Cahn notes that the AI infrastructure race has moved beyond supply constraints. “Startups were calling anyone who could get them GPUs in late 2023. Now, GPUs are available with relatively short lead times,” he says. Meanwhile, cloud providers like Microsoft have reportedly stockpiled large quantities, contributing to a growing glut.
The winners and the widening gap
OpenAI stands out as one of the few players turning substantial revenue. Recent reports suggest it has hit $3.4 billion annually, up from $1.6 billion just months ago. But few others have followed. Most consumer-facing AI apps still lack the recurring value delivered by services like Netflix or Spotify.
Cahn estimates that even if tech giants like Google, Meta, Apple and Microsoft each bring in $10 billion in new AI revenue, and other major players like ByteDance or Tesla chip in $5 billion, a $500 billion hole remains. “This should be a wake-up call,” he warns.

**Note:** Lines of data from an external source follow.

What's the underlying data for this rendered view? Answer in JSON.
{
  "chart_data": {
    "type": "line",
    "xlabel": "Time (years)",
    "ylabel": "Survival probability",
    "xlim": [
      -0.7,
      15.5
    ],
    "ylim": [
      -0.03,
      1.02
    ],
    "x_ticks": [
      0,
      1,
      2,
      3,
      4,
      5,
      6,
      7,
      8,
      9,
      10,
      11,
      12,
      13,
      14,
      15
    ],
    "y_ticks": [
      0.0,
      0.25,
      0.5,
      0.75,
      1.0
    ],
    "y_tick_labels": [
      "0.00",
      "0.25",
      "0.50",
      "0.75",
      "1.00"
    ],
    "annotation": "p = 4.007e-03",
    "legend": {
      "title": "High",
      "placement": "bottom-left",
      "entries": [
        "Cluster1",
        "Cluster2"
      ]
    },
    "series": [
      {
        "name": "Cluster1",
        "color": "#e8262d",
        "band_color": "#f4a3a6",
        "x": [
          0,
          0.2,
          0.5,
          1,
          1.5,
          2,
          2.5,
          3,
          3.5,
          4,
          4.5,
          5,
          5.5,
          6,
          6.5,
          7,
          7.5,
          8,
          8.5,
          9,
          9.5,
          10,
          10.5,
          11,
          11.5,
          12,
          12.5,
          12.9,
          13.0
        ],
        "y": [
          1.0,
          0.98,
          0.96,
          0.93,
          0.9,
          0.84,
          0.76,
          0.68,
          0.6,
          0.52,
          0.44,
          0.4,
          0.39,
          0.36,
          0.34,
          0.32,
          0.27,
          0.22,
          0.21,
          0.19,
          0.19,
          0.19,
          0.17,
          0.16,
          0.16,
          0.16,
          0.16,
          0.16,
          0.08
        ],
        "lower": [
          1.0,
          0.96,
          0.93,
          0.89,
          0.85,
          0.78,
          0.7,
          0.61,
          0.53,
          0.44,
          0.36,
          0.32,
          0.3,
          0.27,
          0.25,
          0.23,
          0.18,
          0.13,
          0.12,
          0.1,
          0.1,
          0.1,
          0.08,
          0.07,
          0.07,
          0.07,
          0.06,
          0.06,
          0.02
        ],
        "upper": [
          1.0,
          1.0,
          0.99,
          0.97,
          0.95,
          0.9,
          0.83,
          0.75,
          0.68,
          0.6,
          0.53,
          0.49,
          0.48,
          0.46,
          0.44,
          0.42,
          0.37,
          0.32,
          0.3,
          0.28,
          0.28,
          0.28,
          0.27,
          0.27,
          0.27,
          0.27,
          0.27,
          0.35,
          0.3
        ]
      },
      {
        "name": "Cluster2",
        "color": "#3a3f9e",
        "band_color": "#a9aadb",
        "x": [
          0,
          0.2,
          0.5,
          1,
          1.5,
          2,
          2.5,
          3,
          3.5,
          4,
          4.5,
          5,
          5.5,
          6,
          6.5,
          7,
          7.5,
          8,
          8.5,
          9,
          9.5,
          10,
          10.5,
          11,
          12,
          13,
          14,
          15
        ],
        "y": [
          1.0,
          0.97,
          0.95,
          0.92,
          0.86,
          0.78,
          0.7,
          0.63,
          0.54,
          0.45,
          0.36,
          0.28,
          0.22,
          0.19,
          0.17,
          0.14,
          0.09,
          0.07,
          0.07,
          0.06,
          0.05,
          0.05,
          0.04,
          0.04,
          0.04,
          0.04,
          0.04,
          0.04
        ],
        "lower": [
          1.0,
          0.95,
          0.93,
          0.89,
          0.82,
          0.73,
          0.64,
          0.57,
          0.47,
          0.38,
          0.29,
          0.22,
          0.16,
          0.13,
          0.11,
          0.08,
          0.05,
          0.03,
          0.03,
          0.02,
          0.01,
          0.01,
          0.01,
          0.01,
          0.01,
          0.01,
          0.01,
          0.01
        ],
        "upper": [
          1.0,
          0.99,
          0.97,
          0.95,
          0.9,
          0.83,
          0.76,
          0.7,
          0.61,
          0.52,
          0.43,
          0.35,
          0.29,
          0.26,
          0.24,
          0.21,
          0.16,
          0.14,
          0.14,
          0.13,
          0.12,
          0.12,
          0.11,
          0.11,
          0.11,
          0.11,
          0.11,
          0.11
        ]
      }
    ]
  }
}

Why the railroad analogy falls short
Some have likened AI investment to building the railroads, with revenue and use cases coming later. But Cahn argues that comparison misses key economic differences.
“Railways came with pricing power. AI compute doesn’t,” he explains. “Data centre GPUs are fast becoming a commodity, and new AI cloud providers keep entering the market. That’s a recipe for shrinking margins and depreciating hardware.”
Depreciation is also more aggressive. Nvidia’s recently announced B100 chip delivers 2.5 times the performance of its predecessor for just 25% more cost, effectively rendering existing hardware obsolete faster than investors might expect.
The real opportunity is downstream
Despite painting a cautionary picture for investors, Cahn remains optimistic about the long-term potential for builders.
“Declining prices for GPU compute are good for startups. The cost to experiment and build is falling,” he says. “Founders focused on real user value will thrive. This is how important companies are born.”
While speculative hype can drive capital inflows, it also distorts expectations. “AGI isn’t coming tomorrow, and GPUs are not gold bars,” he concludes. “We are in the middle of a generation-defining tech wave, but we must stay grounded.”
As the hype around AI intensifies, Cahn’s analysis urges the industry to face the growing financial gap and focus on delivering measurable, long-term value. The next chapter in AI’s evolution may not be about bigger data centres, but a sharper focus.